The Red Raiders gain 365 yards on average through the air and 483 total. They’ll  look to get more from a ground game keyed by tailbacks SaRodorick Thompson and Tahj Brooks, who have combined for 525 rushing yards and six TDs on nearly 4.5 yards per carry.

“Not a bunch of carry over as I watch them,” Brown said. “It makes it tough to prepare for. You try to prepare for the tempo. That’s the hardest piece, so you do that and try to get your guys in position in the run game and pass game to keep the ball in front of them and get them down.”

Tech has struggled in pass protection and its 23 sacks allowed lead all Big 12 teams.

That could present opportunities for a West Virginia defense that has struggled to stop opposing Big 12 teams in three tries to this point while surrendering 133 total points.

“There are times out there when you’re going to be really tired, but it’s next play,” WVU defensive lineman Dante Stills said. “It’s very fast and there’s not a lot of time for thinking. You have to get lined up and do your job.”

WVU’s most pressing issue defensively is limiting opposing teams through the air. The Mountaineers are allowing opponents to pass for better than 262 yards on average and breakdowns on the back end have often led to long gains.

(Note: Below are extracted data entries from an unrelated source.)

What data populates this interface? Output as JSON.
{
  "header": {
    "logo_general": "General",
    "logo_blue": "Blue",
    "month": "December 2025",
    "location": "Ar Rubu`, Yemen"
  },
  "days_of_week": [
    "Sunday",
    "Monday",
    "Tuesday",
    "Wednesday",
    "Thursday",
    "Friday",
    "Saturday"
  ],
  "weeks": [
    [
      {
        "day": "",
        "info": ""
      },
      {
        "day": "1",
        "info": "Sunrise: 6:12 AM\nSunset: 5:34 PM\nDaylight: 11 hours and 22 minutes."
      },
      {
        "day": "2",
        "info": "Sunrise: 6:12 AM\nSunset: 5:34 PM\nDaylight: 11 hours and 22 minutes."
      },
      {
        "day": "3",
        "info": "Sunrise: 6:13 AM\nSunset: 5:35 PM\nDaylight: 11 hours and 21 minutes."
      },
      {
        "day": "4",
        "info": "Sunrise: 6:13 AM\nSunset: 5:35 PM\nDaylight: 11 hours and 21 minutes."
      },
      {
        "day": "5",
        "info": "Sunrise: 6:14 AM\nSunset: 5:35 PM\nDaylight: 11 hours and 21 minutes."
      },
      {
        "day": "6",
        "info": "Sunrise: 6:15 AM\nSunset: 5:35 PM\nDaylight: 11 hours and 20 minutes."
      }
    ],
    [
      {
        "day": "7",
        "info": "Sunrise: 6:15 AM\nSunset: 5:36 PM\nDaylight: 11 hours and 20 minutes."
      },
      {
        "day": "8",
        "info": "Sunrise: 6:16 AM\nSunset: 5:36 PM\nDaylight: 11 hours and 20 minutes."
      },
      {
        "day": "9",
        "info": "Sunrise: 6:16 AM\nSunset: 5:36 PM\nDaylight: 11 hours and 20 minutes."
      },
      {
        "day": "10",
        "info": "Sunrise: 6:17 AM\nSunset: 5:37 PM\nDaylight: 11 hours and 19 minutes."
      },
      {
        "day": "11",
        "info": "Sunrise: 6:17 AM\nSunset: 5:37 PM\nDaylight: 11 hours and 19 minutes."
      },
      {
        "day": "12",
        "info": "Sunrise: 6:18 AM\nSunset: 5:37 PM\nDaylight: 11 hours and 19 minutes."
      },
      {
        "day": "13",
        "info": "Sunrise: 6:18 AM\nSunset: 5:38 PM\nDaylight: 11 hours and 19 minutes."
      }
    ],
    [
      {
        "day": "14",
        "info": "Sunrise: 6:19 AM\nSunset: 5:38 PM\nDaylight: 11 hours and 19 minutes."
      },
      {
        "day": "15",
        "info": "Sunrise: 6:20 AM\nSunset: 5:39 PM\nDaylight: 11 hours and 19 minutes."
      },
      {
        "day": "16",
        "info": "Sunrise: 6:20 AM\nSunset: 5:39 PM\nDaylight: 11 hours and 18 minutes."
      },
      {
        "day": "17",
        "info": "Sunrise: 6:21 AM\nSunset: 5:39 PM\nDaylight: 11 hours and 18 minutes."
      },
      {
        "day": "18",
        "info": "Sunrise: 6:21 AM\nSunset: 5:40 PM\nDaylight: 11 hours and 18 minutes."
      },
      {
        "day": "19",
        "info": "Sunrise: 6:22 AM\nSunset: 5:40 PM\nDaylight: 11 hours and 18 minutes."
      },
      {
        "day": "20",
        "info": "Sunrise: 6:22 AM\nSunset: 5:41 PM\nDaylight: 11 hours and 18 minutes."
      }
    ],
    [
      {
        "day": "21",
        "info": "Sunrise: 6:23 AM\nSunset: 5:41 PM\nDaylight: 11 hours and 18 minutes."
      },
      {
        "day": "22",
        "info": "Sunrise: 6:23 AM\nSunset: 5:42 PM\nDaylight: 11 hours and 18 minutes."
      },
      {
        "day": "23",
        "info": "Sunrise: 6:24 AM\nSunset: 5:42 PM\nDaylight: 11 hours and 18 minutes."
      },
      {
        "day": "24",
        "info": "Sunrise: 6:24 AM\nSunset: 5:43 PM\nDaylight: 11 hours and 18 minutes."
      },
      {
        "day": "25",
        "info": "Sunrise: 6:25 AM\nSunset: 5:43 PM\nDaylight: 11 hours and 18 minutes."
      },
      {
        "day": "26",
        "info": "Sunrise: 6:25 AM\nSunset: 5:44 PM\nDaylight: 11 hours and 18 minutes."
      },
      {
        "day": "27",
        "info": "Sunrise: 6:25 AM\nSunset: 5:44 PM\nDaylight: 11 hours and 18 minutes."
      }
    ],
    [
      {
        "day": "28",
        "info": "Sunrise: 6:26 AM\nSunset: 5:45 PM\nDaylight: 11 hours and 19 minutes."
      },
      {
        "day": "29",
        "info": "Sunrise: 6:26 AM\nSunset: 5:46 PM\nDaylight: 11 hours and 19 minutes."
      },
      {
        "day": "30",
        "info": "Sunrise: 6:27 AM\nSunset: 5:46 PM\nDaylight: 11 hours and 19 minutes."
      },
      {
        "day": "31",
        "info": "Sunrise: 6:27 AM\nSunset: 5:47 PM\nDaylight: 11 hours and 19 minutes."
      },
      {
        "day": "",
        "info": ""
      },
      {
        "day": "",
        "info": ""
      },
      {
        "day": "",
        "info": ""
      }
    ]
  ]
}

“We’re not going to pitch a shutout in this game,” Brown said. “They’re going to get passing yards. We have to do a better job of keeping the ball in front and getting them down when they catch it, and we have to do a better job on pursuit angles and then make plays on the ball.”

Against Baylor, the Mountaineers came up with three critical takeaways, one of which they brought back for the second defensive touchdown this season. 

That gave West Virginia six turnovers forced in six games, but considering the Red Raiders are minus-7 in turnover margin and have 13 of their own to this point, more chances could be in store for WVU to force turnovers.

“It was important for our kids to be able to do that and it be the difference in the game,” WVU defensive coordinator Jordan Lesley said. “I was extremely pleased with how we finished and competed. It wasn’t perfect and I don’t know if it’s ever going to be.”

Brown is 0-3 in his career against Texas Tech.